Our findings showed that HRQoL among children aged 8–12 years in Guangzhou differed by gender, age, school type, BD, parental education years and family income, but there was no difference among weight statuses. These findings agree with those of some population-based studies but contrast with the results of several other studies based on clinical samples [3,4,5, 10, 11]; we have reported these findings elsewhere [9]. After controlling for all of the confounding factors, including school type, BMI, parental education years and family income, higher BD levels were still associated with impaired HRQoL scores in all domains, which suggests that BD is not only an intermediary factor in the impact of weight status on HRQoL, as some researchers have reported [16, 26], but is also independently associated with HRQoL impairments. This finding was consistent with some previous studies [14, 27, 30] and presents some important information for researchers and policy makers who investigate public health initiatives addressing these issues in developing countries. In the future, it might be possible to improve children’s body image perceptions by strengthening relevant health promotion efforts and reducing the BD-related impairment of HRQoL [17, 24].

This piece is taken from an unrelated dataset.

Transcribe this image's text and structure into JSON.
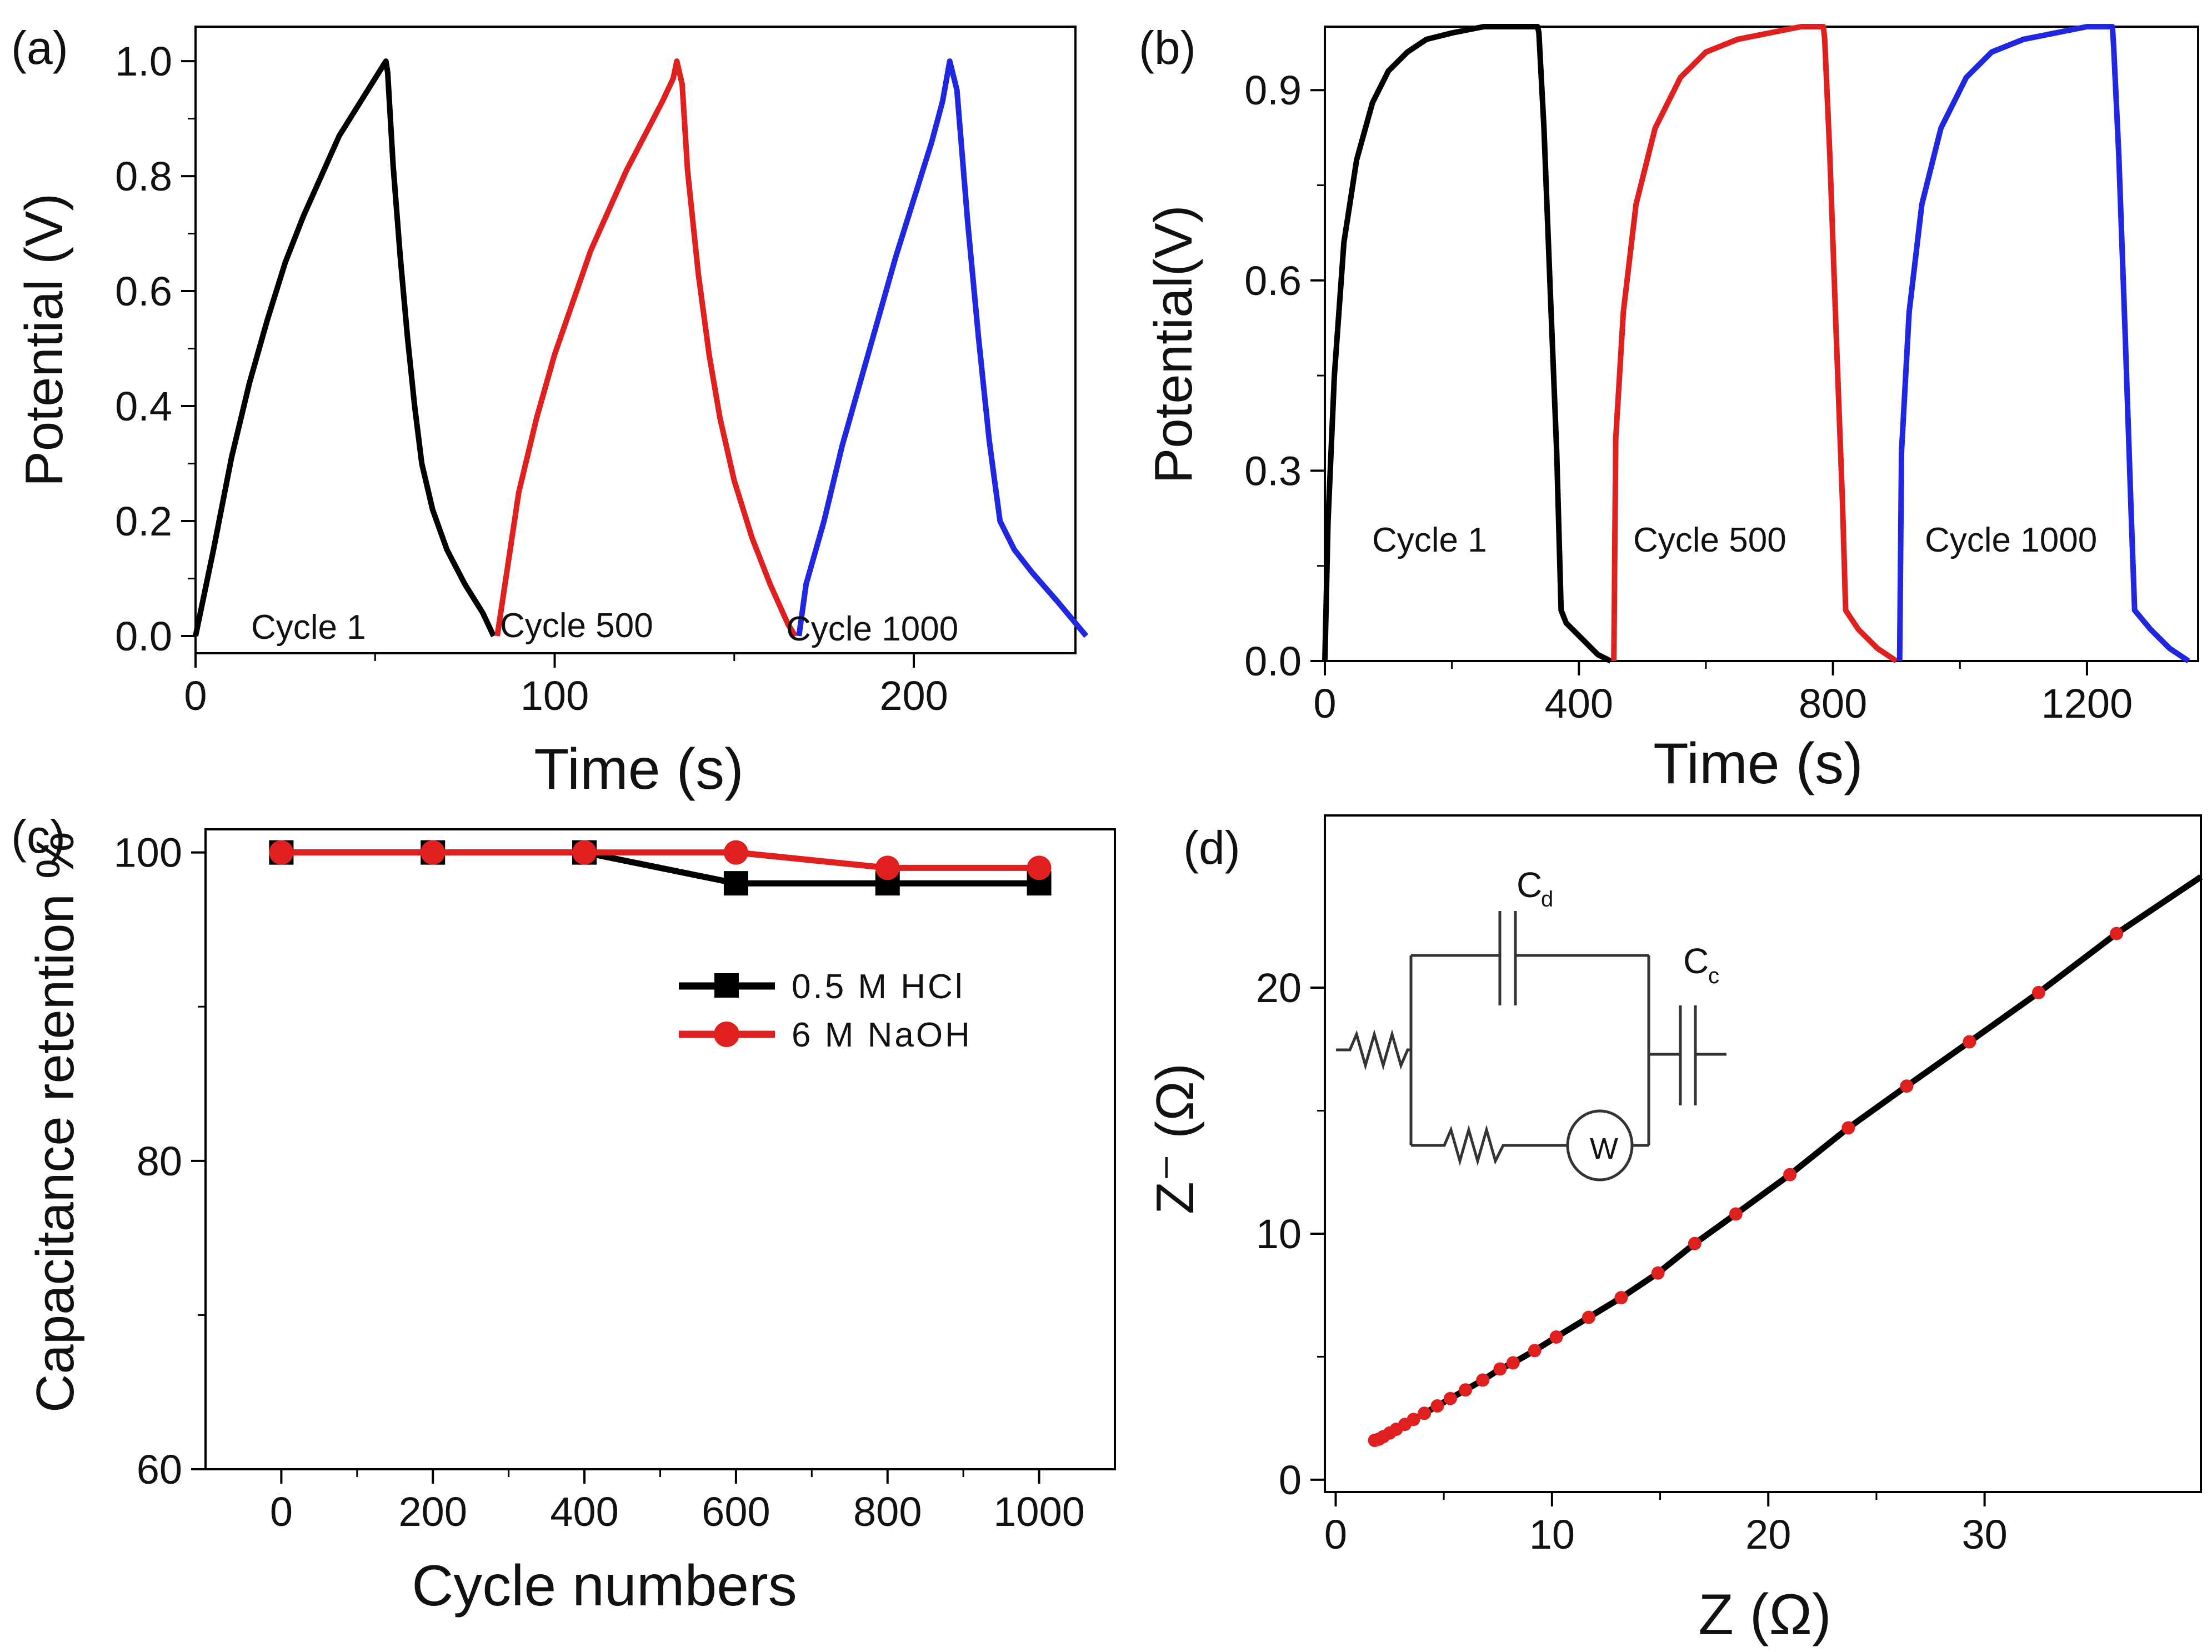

The large representative sample of children used to explore the relationship between childhood BD and HRQoL in China was a strength of this study. Additionally, the findings are generalizable to other Chinese urban populations (such as those of Beijing and Shanghai) because they were drawn from a large representative sample of both resident and migrant communities. A limitation of this study lies in the nature of cross-sectional studies themselves, which prevents the exploration of a causal relationship between BD and quality of life. Further studies are required to validate the current results and their potential explanations in China and other developing countries.


This study demonstrated that the prevalence of BD among children aged 8–12 years in China is as high as it is in Western countries and that BD is significantly correlated with impaired HRQoL in this population. To reduce the occurrence of BD in primary school children, health promotion approaches may be taken in the future to improve their HRQoL.